Wipe down outdoor furniture, as appropriate for the season and weather.
Empty all the interior trash cans.
If the AC is on, set AC to auto 78F/25C. Set heat as appropriate.
Make sure doors and windows are tightly closed and locked.
Make sure trash cans and recycle bins are in their proper place. In our case, our can and bins are stored inside the fence. Leave clear instructions on how your guests will manage trash and recycle.
Ensure expectations are clear about what you invite your guests to use and enjoy, and what you expect them to use and replace. A clear communication during the planning stages and a written list in your home book is helpful for all of us.
Leave instructions for how your guests will let you know if essential supplies are low or have run out.
Leave a note for guests to contact you when they experience issues or have questions. Reassure the guests that communication is open.
Make room in the bedroom closets as agreed.
Put away your personal items in the bathrooms and leave room for your guests. We have a tray we put everything on and then put on a high shelf in our closet so we can easily retrieve when we return home.
If requested, empty bedroom drawers. It turns out that we don’t need to empty drawers like we originally thought, so we provide drawer space only for longer exchanges or on request.
Put out suitcase racks or provide a space for guests to put their suitcases.
Provide a fresh set of sheets for the guests to remake the beds. Leave them visible and labeled and discuss in advance with your guests. (We love this genius idea that a fellow exchanger provided on a recent stay, so now we do the same to make coming home a more welcome experience).
Put away your personal items like toothbrushes, hairbrushes, and medications.
Provide a hairdryer.
Make sure there is soap and shampoo in the showers. For soap, you can provide a wrapped new bar of soap or a bottle of liquid bath gel. Remove your personal used bars of soap, used tubes of toothpaste, slivers of soap bars.
Empty space in your bathroom for your guests.
Ensure you leave enough toilet paper.
Consider providing a box of tissues.
Some members have mentioned using a box or plastic bin to put your personal items. I like this idea because it keeps your personal items together and organized while making space for others.
Leave your guests a welcome note.
Ask your guests to contact you when are arrive and are safely in your home. Leave instructions for communication during their stay. When and how your guests can ask questions.
If we know our guests imbibe, we leave a bottle of wine and wine glasses on the table.
Remember to put out your guest book. Note any peculiar situations. Leave room in the guest book for written feedback.
Put out a pad of paper and pencils and pens.
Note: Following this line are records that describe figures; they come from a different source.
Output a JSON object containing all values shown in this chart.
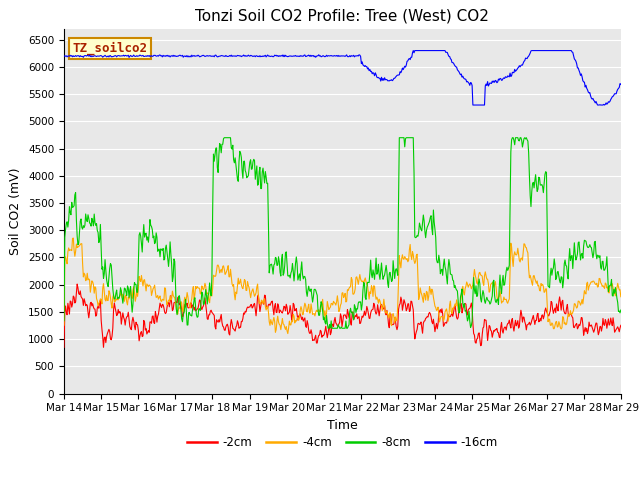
{
  "title": "Tonzi Soil CO2 Profile: Tree (West) CO2",
  "ylabel": "Soil CO2 (mV)",
  "xlabel": "Time",
  "ylim": [
    0,
    6700
  ],
  "yticks": [
    0,
    500,
    1000,
    1500,
    2000,
    2500,
    3000,
    3500,
    4000,
    4500,
    5000,
    5500,
    6000,
    6500
  ],
  "bg_color": "#e8e8e8",
  "legend_label": "TZ_soilco2",
  "legend_box_facecolor": "#ffffcc",
  "legend_box_edgecolor": "#cc8800",
  "series_labels": [
    "-2cm",
    "-4cm",
    "-8cm",
    "-16cm"
  ],
  "series_colors": [
    "#ff0000",
    "#ffaa00",
    "#00cc00",
    "#0000ff"
  ],
  "n_points": 720,
  "xtick_labels": [
    "Mar 14",
    "Mar 15",
    "Mar 16",
    "Mar 17",
    "Mar 18",
    "Mar 19",
    "Mar 20",
    "Mar 21",
    "Mar 22",
    "Mar 23",
    "Mar 24",
    "Mar 25",
    "Mar 26",
    "Mar 27",
    "Mar 28",
    "Mar 29"
  ],
  "line_width": 0.8,
  "title_fontsize": 11,
  "axis_fontsize": 9,
  "tick_fontsize": 7.5
}
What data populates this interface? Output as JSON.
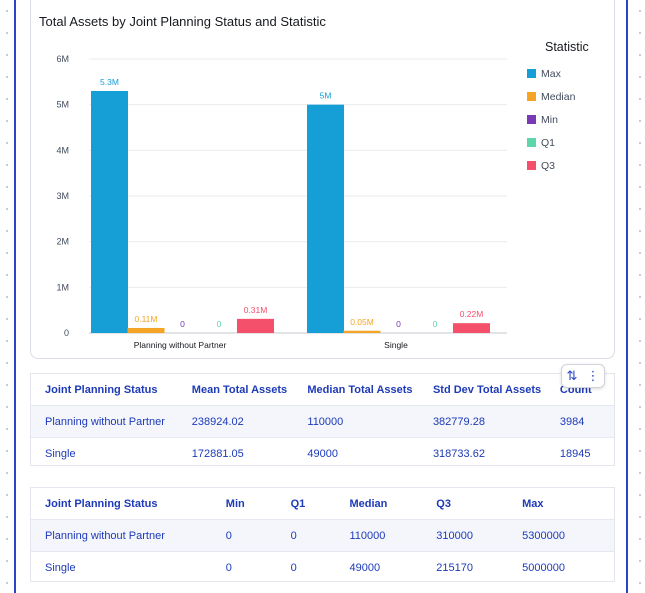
{
  "chart_data": {
    "type": "bar",
    "title": "Total Assets by Joint Planning Status and Statistic",
    "categories": [
      "Planning without Partner",
      "Single"
    ],
    "series": [
      {
        "name": "Max",
        "color": "#159fd6",
        "values": [
          5300000,
          5000000
        ],
        "labels": [
          "5.3M",
          "5M"
        ]
      },
      {
        "name": "Median",
        "color": "#f5a425",
        "values": [
          110000,
          49000
        ],
        "labels": [
          "0.11M",
          "0.05M"
        ]
      },
      {
        "name": "Min",
        "color": "#7b3ab5",
        "values": [
          0,
          0
        ],
        "labels": [
          "0",
          "0"
        ]
      },
      {
        "name": "Q1",
        "color": "#5ed6ab",
        "values": [
          0,
          0
        ],
        "labels": [
          "0",
          "0"
        ]
      },
      {
        "name": "Q3",
        "color": "#f5506b",
        "values": [
          310000,
          215170
        ],
        "labels": [
          "0.31M",
          "0.22M"
        ]
      }
    ],
    "ylim": [
      0,
      6000000
    ],
    "yticks": [
      0,
      1000000,
      2000000,
      3000000,
      4000000,
      5000000,
      6000000
    ],
    "ytick_labels": [
      "0",
      "1M",
      "2M",
      "3M",
      "4M",
      "5M",
      "6M"
    ],
    "legend_title": "Statistic",
    "legend_position": "right",
    "grid": true
  },
  "summary_table": {
    "headers": [
      "Joint Planning Status",
      "Mean Total Assets",
      "Median Total Assets",
      "Std Dev Total Assets",
      "Count"
    ],
    "rows": [
      [
        "Planning without Partner",
        "238924.02",
        "110000",
        "382779.28",
        "3984"
      ],
      [
        "Single",
        "172881.05",
        "49000",
        "318733.62",
        "18945"
      ]
    ]
  },
  "quartile_table": {
    "headers": [
      "Joint Planning Status",
      "Min",
      "Q1",
      "Median",
      "Q3",
      "Max"
    ],
    "rows": [
      [
        "Planning without Partner",
        "0",
        "0",
        "110000",
        "310000",
        "5300000"
      ],
      [
        "Single",
        "0",
        "0",
        "49000",
        "215170",
        "5000000"
      ]
    ]
  }
}
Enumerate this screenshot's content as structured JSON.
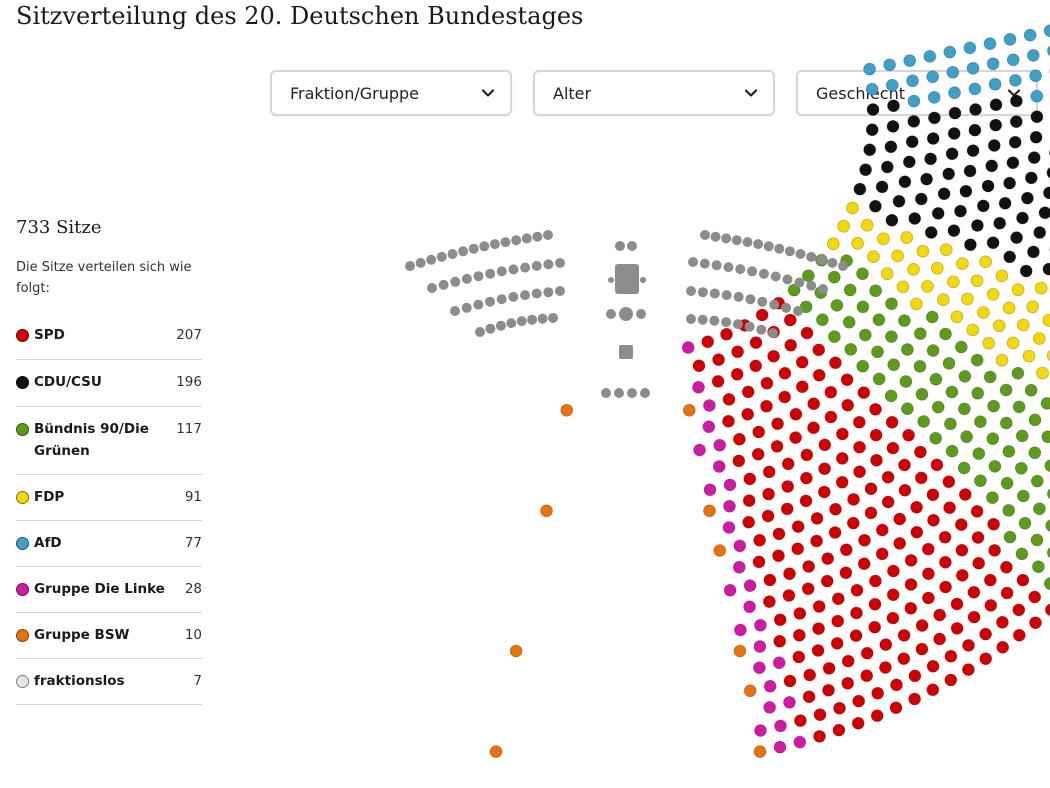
{
  "page": {
    "title": "Sitzverteilung des 20. Deutschen Bundestages"
  },
  "filters": [
    {
      "label": "Fraktion/Gruppe",
      "icon": "chevron-down-icon"
    },
    {
      "label": "Alter",
      "icon": "chevron-down-icon"
    },
    {
      "label": "Geschlecht",
      "icon": "chevron-down-icon"
    }
  ],
  "summary": {
    "total_label": "733 Sitze",
    "description": "Die Sitze verteilen sich wie folgt:"
  },
  "chart_data": {
    "type": "parliament",
    "total_seats": 733,
    "parties": [
      {
        "name": "SPD",
        "seats": 207,
        "color": "#d10000"
      },
      {
        "name": "CDU/CSU",
        "seats": 196,
        "color": "#111111"
      },
      {
        "name": "Bündnis 90/Die Grünen",
        "seats": 117,
        "color": "#5c9c1a"
      },
      {
        "name": "FDP",
        "seats": 91,
        "color": "#f5d800"
      },
      {
        "name": "AfD",
        "seats": 77,
        "color": "#3ea0c8"
      },
      {
        "name": "Gruppe Die Linke",
        "seats": 28,
        "color": "#cf1aa6"
      },
      {
        "name": "Gruppe BSW",
        "seats": 10,
        "color": "#e8720c"
      },
      {
        "name": "fraktionslos",
        "seats": 7,
        "color": "#e6e6e6"
      }
    ]
  }
}
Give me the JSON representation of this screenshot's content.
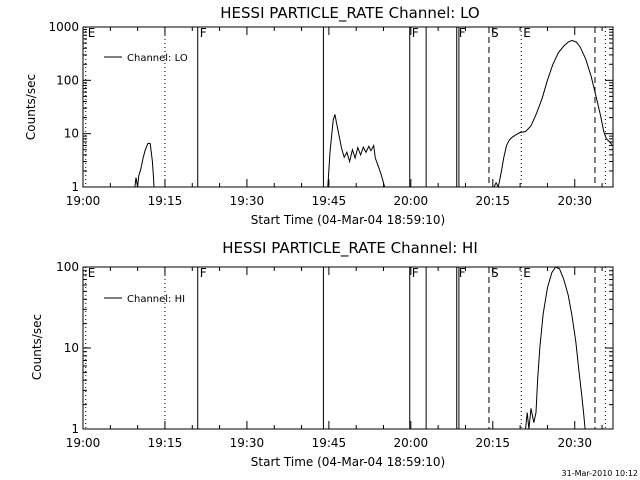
{
  "footer": {
    "timestamp": "31-Mar-2010 10:12"
  },
  "chart_data": [
    {
      "type": "line",
      "title": "HESSI PARTICLE_RATE Channel: LO",
      "xlabel": "Start Time (04-Mar-04 18:59:10)",
      "ylabel": "Counts/sec",
      "y_scale": "log",
      "ylim": [
        1,
        1000
      ],
      "xlim": [
        "19:00",
        "20:37"
      ],
      "grid": false,
      "legend": {
        "position": "top-left",
        "entries": [
          "Channel: LO"
        ]
      },
      "x_ticks": [
        "19:00",
        "19:15",
        "19:30",
        "19:45",
        "20:00",
        "20:15",
        "20:30"
      ],
      "y_ticks": [
        "1",
        "10",
        "100",
        "1000"
      ],
      "markers": [
        {
          "label": "E",
          "time": "19:00.5",
          "style": "dotted"
        },
        {
          "label": "",
          "time": "19:15",
          "style": "dotted"
        },
        {
          "label": "F",
          "time": "19:21",
          "style": "solid"
        },
        {
          "label": "",
          "time": "19:44",
          "style": "solid"
        },
        {
          "label": "F",
          "time": "19:59.8",
          "style": "solid"
        },
        {
          "label": "",
          "time": "20:02.8",
          "style": "solid"
        },
        {
          "label": "F",
          "time": "20:08.4",
          "style": "solid"
        },
        {
          "label": "",
          "time": "20:08.8",
          "style": "solid"
        },
        {
          "label": "S",
          "time": "20:14.3",
          "style": "dashed"
        },
        {
          "label": "E",
          "time": "20:20.2",
          "style": "dotted"
        },
        {
          "label": "",
          "time": "20:33.7",
          "style": "dashed"
        },
        {
          "label": "",
          "time": "20:35.6",
          "style": "dotted"
        }
      ],
      "series": [
        {
          "name": "Channel: LO",
          "segments": [
            [
              [
                9.5,
                1.0
              ],
              [
                9.7,
                1.5
              ],
              [
                10.0,
                1.0
              ],
              [
                10.2,
                1.6
              ],
              [
                10.6,
                2.2
              ],
              [
                11.0,
                3.5
              ],
              [
                11.4,
                5.0
              ],
              [
                11.9,
                6.6
              ],
              [
                12.3,
                6.5
              ],
              [
                12.7,
                3.0
              ],
              [
                12.9,
                1.5
              ],
              [
                13.0,
                1.0
              ]
            ],
            [
              [
                44.8,
                1.0
              ],
              [
                45.2,
                4.5
              ],
              [
                45.5,
                9.0
              ],
              [
                45.8,
                18.0
              ],
              [
                46.1,
                23.0
              ],
              [
                46.4,
                16.0
              ],
              [
                46.8,
                10.0
              ],
              [
                47.3,
                5.5
              ],
              [
                47.8,
                3.6
              ],
              [
                48.3,
                4.5
              ],
              [
                48.8,
                3.0
              ],
              [
                49.3,
                5.0
              ],
              [
                49.8,
                3.5
              ],
              [
                50.3,
                5.5
              ],
              [
                50.8,
                4.0
              ],
              [
                51.3,
                5.6
              ],
              [
                51.8,
                4.5
              ],
              [
                52.3,
                5.8
              ],
              [
                52.7,
                4.8
              ],
              [
                53.2,
                6.0
              ],
              [
                53.5,
                3.5
              ],
              [
                54.0,
                2.5
              ],
              [
                54.5,
                1.8
              ],
              [
                55.0,
                1.2
              ],
              [
                55.2,
                1.0
              ]
            ],
            [
              [
                75.2,
                1.0
              ],
              [
                75.6,
                1.2
              ],
              [
                76.0,
                1.0
              ],
              [
                76.6,
                2.0
              ],
              [
                77.0,
                3.5
              ],
              [
                77.5,
                6.0
              ],
              [
                78.0,
                7.5
              ],
              [
                78.5,
                8.5
              ],
              [
                79.2,
                9.5
              ],
              [
                80.0,
                10.5
              ],
              [
                81.0,
                11.0
              ],
              [
                82.0,
                14.0
              ],
              [
                83.0,
                24.0
              ],
              [
                84.0,
                45.0
              ],
              [
                85.0,
                100.0
              ],
              [
                86.0,
                200.0
              ],
              [
                87.0,
                330.0
              ],
              [
                88.0,
                440.0
              ],
              [
                88.8,
                520.0
              ],
              [
                89.5,
                560.0
              ],
              [
                90.3,
                520.0
              ],
              [
                91.0,
                420.0
              ],
              [
                92.0,
                250.0
              ],
              [
                93.0,
                120.0
              ],
              [
                94.0,
                45.0
              ],
              [
                94.8,
                20.0
              ],
              [
                95.3,
                11.0
              ],
              [
                95.8,
                8.0
              ],
              [
                96.4,
                7.0
              ],
              [
                96.8,
                6.2
              ]
            ]
          ]
        }
      ]
    },
    {
      "type": "line",
      "title": "HESSI PARTICLE_RATE Channel: HI",
      "xlabel": "Start Time (04-Mar-04 18:59:10)",
      "ylabel": "Counts/sec",
      "y_scale": "log",
      "ylim": [
        1,
        100
      ],
      "xlim": [
        "19:00",
        "20:37"
      ],
      "grid": false,
      "legend": {
        "position": "top-left",
        "entries": [
          "Channel: HI"
        ]
      },
      "x_ticks": [
        "19:00",
        "19:15",
        "19:30",
        "19:45",
        "20:00",
        "20:15",
        "20:30"
      ],
      "y_ticks": [
        "1",
        "10",
        "100"
      ],
      "markers": [
        {
          "label": "E",
          "time": "19:00.5",
          "style": "dotted"
        },
        {
          "label": "",
          "time": "19:15",
          "style": "dotted"
        },
        {
          "label": "F",
          "time": "19:21",
          "style": "solid"
        },
        {
          "label": "",
          "time": "19:44",
          "style": "solid"
        },
        {
          "label": "F",
          "time": "19:59.8",
          "style": "solid"
        },
        {
          "label": "",
          "time": "20:02.8",
          "style": "solid"
        },
        {
          "label": "F",
          "time": "20:08.4",
          "style": "solid"
        },
        {
          "label": "",
          "time": "20:08.8",
          "style": "solid"
        },
        {
          "label": "S",
          "time": "20:14.3",
          "style": "dashed"
        },
        {
          "label": "E",
          "time": "20:20.2",
          "style": "dotted"
        },
        {
          "label": "",
          "time": "20:33.7",
          "style": "dashed"
        },
        {
          "label": "",
          "time": "20:35.6",
          "style": "dotted"
        }
      ],
      "series": [
        {
          "name": "Channel: HI",
          "segments": [
            [
              [
                81.0,
                1.0
              ],
              [
                81.3,
                1.6
              ],
              [
                81.6,
                1.0
              ],
              [
                82.0,
                1.8
              ],
              [
                82.5,
                1.2
              ],
              [
                82.9,
                1.6
              ],
              [
                83.2,
                4.0
              ],
              [
                83.6,
                10.0
              ],
              [
                84.2,
                26.0
              ],
              [
                85.0,
                55.0
              ],
              [
                85.8,
                85.0
              ],
              [
                86.5,
                100.0
              ],
              [
                87.2,
                95.0
              ],
              [
                88.0,
                70.0
              ],
              [
                88.8,
                45.0
              ],
              [
                89.5,
                25.0
              ],
              [
                90.2,
                12.0
              ],
              [
                90.8,
                5.0
              ],
              [
                91.3,
                2.5
              ],
              [
                91.7,
                1.4
              ],
              [
                91.9,
                1.0
              ]
            ]
          ]
        }
      ]
    }
  ]
}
These note taking items are what I miss most when I arrive in another home.
Establishing communication channels ensures that everyone gets their needs met.
Leave your departure checklist so everyone knows what is expected when the exchange is completed.
Gather your personal items
Check the closets for our belongings.
Check the outlets to be sure we have our charging cords.
Take photos of your home now that it’s tidy and sparkling. You can use these photos to update your listing!
Pat yourself on the back for being well prepared to receive guests in your home.